There’s been a lot written and said the past couple of weeks about the SEC. Already the dominant force in college football, the recruiting of Texas and Oklahoma has elevated the conference to even greater heights.
I’ve seen a lot of hand wringing about what it means for the future of college football. Purists and traditionalists have lamented the inevitable demise of the Big 12 as another sign of the professionalization of college sports.
But this is not new. College football has been a business first and foremost for a long time. It’s about money, pure and simple. And there’s nothing wrong with that. The pursuit of riches in and of itself is not ignoble. What’s tiresome, and at times nauseating, is the sanctimony and false piety of college presidents and conference executives who claim that education comes first.
Yes, yes, I can hear the protests. College football is a business, but they are trying to help the kids. The money does a lot of good by increasing educational opportunities for hundreds of thousands of students And it’s true that many people involved in college football genuinely see the players as more than mere commodities.
There is a way for the SEC and its member universities, now that they are done picking the carcass of the Big 12, to prove that their economic interests don’t trump everything and truly live up to their true mission as educational institutions: require Covid vaccinations to attend any football game on an SEC campus this fall.
Vaccine rates across the southeast region of the country are well below the national average. I try to stay away from politics in this blog, but I think it’s safe to say that the evidence overwhelmingly supports the benefits of the vaccine in fighting Covid. To say otherwise runs counter to science.
The Swamp at the University at Florida holds 88,000; Sanford Stadium in Georgia holds 92,000, Bryant-Denny in Alabama and Tiger Stadium at LSU hold more than 100,000 each. Can you imagine the positive impact on saving lives, slowing the pandemic, and promoting respect for science if perhaps the most powerful cultural institutions in the southeast, the state universities, took such a stand?
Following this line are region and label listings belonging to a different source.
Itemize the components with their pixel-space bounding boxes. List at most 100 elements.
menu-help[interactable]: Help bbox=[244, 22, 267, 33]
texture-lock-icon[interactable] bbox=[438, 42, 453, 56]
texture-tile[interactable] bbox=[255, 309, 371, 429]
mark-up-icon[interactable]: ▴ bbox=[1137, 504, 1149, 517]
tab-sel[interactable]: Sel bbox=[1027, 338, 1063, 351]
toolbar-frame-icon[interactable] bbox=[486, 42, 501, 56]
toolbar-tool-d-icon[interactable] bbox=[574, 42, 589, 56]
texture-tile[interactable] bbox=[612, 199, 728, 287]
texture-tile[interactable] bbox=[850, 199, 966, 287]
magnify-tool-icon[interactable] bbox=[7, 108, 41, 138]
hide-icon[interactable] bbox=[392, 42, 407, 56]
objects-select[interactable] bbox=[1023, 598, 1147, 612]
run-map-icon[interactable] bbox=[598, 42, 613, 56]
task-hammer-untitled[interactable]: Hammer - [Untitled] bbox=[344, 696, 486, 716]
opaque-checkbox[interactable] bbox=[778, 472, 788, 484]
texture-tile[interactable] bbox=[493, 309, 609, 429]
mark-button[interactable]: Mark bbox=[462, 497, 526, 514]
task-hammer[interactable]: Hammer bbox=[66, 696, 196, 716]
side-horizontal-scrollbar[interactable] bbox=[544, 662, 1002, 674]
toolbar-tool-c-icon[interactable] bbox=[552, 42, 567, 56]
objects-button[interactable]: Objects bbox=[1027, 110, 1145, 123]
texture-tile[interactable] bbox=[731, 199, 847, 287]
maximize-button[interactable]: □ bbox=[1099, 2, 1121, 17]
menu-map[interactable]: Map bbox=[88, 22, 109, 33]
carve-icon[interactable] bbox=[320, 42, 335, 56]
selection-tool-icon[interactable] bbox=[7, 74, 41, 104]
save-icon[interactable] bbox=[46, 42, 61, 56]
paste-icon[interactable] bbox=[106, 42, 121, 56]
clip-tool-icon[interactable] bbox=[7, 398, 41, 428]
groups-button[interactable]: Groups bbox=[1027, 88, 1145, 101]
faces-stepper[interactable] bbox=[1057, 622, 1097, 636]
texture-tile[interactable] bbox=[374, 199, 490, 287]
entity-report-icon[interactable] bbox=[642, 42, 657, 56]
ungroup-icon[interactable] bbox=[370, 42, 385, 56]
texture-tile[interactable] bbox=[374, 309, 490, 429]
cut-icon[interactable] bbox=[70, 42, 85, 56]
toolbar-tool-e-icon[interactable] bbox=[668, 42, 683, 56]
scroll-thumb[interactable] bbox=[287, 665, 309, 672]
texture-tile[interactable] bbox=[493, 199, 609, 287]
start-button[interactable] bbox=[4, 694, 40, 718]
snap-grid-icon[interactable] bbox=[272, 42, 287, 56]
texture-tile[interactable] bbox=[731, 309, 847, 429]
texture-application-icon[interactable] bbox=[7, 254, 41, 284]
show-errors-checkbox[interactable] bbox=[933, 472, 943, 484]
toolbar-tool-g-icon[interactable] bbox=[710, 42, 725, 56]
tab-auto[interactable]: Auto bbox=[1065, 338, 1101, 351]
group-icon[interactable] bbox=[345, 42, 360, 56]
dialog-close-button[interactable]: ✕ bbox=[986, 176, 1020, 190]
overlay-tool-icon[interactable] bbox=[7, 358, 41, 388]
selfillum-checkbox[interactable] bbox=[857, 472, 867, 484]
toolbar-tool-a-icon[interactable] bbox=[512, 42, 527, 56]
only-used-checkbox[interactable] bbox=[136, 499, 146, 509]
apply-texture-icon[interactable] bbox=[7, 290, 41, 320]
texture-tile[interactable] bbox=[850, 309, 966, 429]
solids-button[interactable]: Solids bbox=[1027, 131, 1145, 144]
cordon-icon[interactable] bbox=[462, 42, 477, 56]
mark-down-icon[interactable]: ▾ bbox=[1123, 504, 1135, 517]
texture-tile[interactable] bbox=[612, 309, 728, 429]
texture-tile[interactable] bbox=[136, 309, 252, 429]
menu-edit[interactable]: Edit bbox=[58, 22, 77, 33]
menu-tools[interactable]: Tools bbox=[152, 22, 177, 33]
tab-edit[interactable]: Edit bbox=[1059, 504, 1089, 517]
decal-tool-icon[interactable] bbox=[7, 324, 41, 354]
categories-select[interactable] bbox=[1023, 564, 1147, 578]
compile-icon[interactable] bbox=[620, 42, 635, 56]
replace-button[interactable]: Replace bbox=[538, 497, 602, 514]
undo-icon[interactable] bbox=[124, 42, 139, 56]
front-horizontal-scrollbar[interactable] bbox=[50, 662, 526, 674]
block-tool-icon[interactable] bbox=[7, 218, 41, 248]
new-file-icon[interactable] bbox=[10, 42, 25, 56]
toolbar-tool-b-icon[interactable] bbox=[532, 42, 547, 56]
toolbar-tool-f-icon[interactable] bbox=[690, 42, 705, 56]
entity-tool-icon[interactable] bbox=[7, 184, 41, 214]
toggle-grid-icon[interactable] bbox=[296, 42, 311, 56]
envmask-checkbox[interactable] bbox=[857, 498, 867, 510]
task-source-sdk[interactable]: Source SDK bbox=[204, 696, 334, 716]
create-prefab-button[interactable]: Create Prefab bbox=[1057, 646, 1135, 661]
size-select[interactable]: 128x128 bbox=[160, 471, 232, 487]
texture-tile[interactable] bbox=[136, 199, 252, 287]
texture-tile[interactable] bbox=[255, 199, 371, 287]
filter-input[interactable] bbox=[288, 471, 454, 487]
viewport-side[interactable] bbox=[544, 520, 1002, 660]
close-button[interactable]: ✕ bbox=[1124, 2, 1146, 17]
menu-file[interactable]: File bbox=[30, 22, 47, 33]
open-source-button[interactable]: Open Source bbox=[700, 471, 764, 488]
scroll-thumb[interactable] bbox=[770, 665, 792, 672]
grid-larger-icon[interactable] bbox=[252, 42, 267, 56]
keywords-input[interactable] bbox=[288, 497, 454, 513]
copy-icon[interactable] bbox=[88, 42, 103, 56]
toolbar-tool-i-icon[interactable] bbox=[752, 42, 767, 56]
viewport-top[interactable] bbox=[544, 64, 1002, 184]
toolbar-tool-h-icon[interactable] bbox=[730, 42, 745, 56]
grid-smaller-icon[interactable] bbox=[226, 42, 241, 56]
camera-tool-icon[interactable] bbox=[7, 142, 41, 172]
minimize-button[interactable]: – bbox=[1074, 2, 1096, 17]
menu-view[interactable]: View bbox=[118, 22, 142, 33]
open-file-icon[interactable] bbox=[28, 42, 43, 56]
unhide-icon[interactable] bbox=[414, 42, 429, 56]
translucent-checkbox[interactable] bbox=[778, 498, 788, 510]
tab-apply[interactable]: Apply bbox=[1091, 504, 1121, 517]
The political and financial blowback would be significant, to say the least. Local politicians who have come out against vaccine mandates and mask wearing to score cheap political points would howl. Major boosters who have fallen for the lie that their personal freedom in this case is more important than broader good of the community would threaten to pull funding.
But in a summer when they have yet again prioritized counting the money above all else, the university presidents of the SEC have been given a rare gift. They have an opportunity to demonstrate that their talk about the importance of education, learning and science isn’t just empty sanctimony. They can take a stand by telling their fans that they can do what they want elsewhere, but if they want to come on campus and watch a game they need to get vaccinated first.